Posted by: michelle Feb 2 2004, 07:44 PM

Posted by: Buddy4me17 Feb 5 2004, 10:34 AM
Michelle,

I don't think it matters why you are not a theist, but to a certain extent I think it is a good idea to know (for yourself) why you choose not to believe. I was never in a religois household, nor was I ever religous. But I did investigate the probability of a diety and the odds always pointed to the logical conclusion that a diety is too complex and unlikely for our natural world.

My investigation has allowed me to explain my position to other people in a rational manner, and I think that is a good thing. So knowing why has been helpful for me.

Posted by: biggles7268 Feb 10 2004, 09:17 AM
My father is an atheist and my mother is a Jehova's witness

Growing up my dad would not allow her to teach either me or my sister anything about religion until we were old enough to understand it and make up our own minds about it. When I was 17 or 18 I tried very hard to read the bible, but I just couldn't accept anything in it. It didn't seem even remotely plausible to me.

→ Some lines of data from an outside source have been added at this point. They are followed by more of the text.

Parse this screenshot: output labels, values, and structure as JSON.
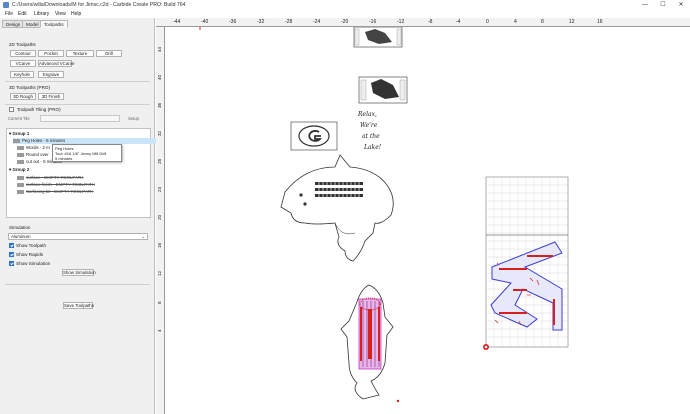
{
  "window": {
    "title": "C:/Users/willa/Downloads/M for Jimsc.c2d - Carbide Create PRO: Build 764",
    "min": "—",
    "max": "☐",
    "close": "✕"
  },
  "menu": [
    "File",
    "Edit",
    "Library",
    "View",
    "Help"
  ],
  "tabs": [
    "Design",
    "Model",
    "Toolpaths"
  ],
  "active_tab": "Toolpaths",
  "toolpaths_2d": {
    "label": "2D Toolpaths",
    "buttons": [
      "Contour",
      "Pocket",
      "Texture",
      "Drill",
      "VCarve",
      "Advanced VCarve",
      "Keyhole",
      "Engrave"
    ]
  },
  "toolpaths_3d": {
    "label": "3D Toolpaths (PRO)",
    "buttons": [
      "3D Rough",
      "3D Finish"
    ]
  },
  "tiling": {
    "label": "Toolpath Tiling (PRO)",
    "current_tile": "Current Tile",
    "setup": "Setup"
  },
  "toolpath_list": {
    "group1": "Group 1",
    "items1": [
      "Peg Holes - 5 minutes",
      "Words - 2 m",
      "Round over",
      "cut out - 5 minutes"
    ],
    "group2": "Group 2",
    "items2": [
      "surface - EMPTY TOOLPATH",
      "surface finish - EMPTY TOOLPATH",
      "Surfacing bit - EMPTY TOOLPATH"
    ]
  },
  "tooltip": {
    "line1": "Peg Holes",
    "line2": "Tool: #16 1/8\" Jenny Mill Drill",
    "line3": "5 minutes"
  },
  "simulation": {
    "label": "Simulation",
    "material": "Aluminum",
    "show_toolpath": "Show Toolpath",
    "show_rapids": "Show Rapids",
    "show_simulation": "Show Simulation",
    "show_sim_button": "Show Simulation"
  },
  "save_button": "Save Toolpaths",
  "ruler": {
    "top": [
      "-44",
      "-40",
      "-36",
      "-32",
      "-28",
      "-24",
      "-20",
      "-16",
      "-12",
      "-8",
      "-4",
      "0",
      "4",
      "8",
      "12",
      "16"
    ],
    "left": [
      "44",
      "40",
      "36",
      "32",
      "28",
      "24",
      "20",
      "16",
      "12",
      "8",
      "4"
    ]
  },
  "canvas_text": [
    "Relax,",
    "We're",
    "at the",
    "Lake!"
  ],
  "colors": {
    "toolpath_red": "#d61f1f",
    "toolpath_blue": "#3b3bd6",
    "sim_purple": "#c43cc4",
    "accent": "#2a72c6"
  }
}
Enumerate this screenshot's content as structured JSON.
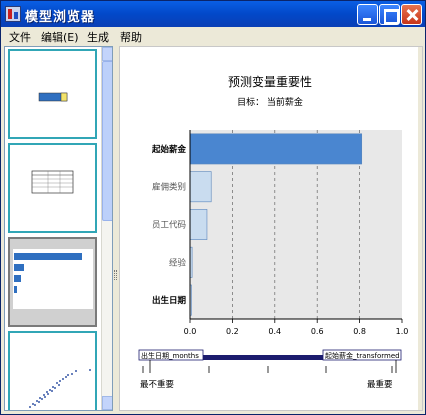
{
  "window": {
    "title": "模型浏览器"
  },
  "menu": [
    {
      "label": "文件"
    },
    {
      "label": "编辑(E)"
    },
    {
      "label": "生成"
    },
    {
      "label": "帮助"
    }
  ],
  "chart": {
    "title": "预测变量重要性",
    "subtitle": "目标： 当前薪金"
  },
  "chart_data": {
    "type": "bar",
    "orientation": "horizontal",
    "title": "预测变量重要性",
    "subtitle": "目标： 当前薪金",
    "categories": [
      "起始薪金",
      "雇佣类别",
      "员工代码",
      "经验",
      "出生日期"
    ],
    "values": [
      0.81,
      0.1,
      0.08,
      0.01,
      0.005
    ],
    "xlim": [
      0.0,
      1.0
    ],
    "xticks": [
      "0.0",
      "0.2",
      "0.4",
      "0.6",
      "0.8",
      "1.0"
    ],
    "grid": "vertical dashed",
    "bar_color": "#4a86d0",
    "highlight_color": "#c9dcef"
  },
  "legend": {
    "left_tag": "出生日期_months",
    "right_tag": "起始薪金_transformed",
    "left_label": "最不重要",
    "right_label": "最重要"
  },
  "colors": {
    "accent": "#0a5fe4",
    "thumb_border": "#31a6b6",
    "bar": "#4a86d0"
  }
}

I heard someone say something like "I don't think they should be allowed to teach religion to anyone under 18. Because if it wasn't pushed into our heads while they're still soft nobody would buy it."

And that pretty much sums it up for me, I really don't care what anyone else believes. It's your choice and if it helps you get thru the day then fine, just leave me alone I don't need it.

Too bad they can't accept that it's perfectly ok to believe the world was created by a giant John Madden Pezz dispenser if you want to. I think the world would be better off if we did for that matter.

Posted by: Doug2 Feb 10 2004, 09:35 AM
Why must everyone bash the john madden pezz dispenser? Must be some kind of evil spirit trying to hide the truth of the great Pezz!

Ingrates. The Pezz dispensed you and the whole universe but all you do is bash it.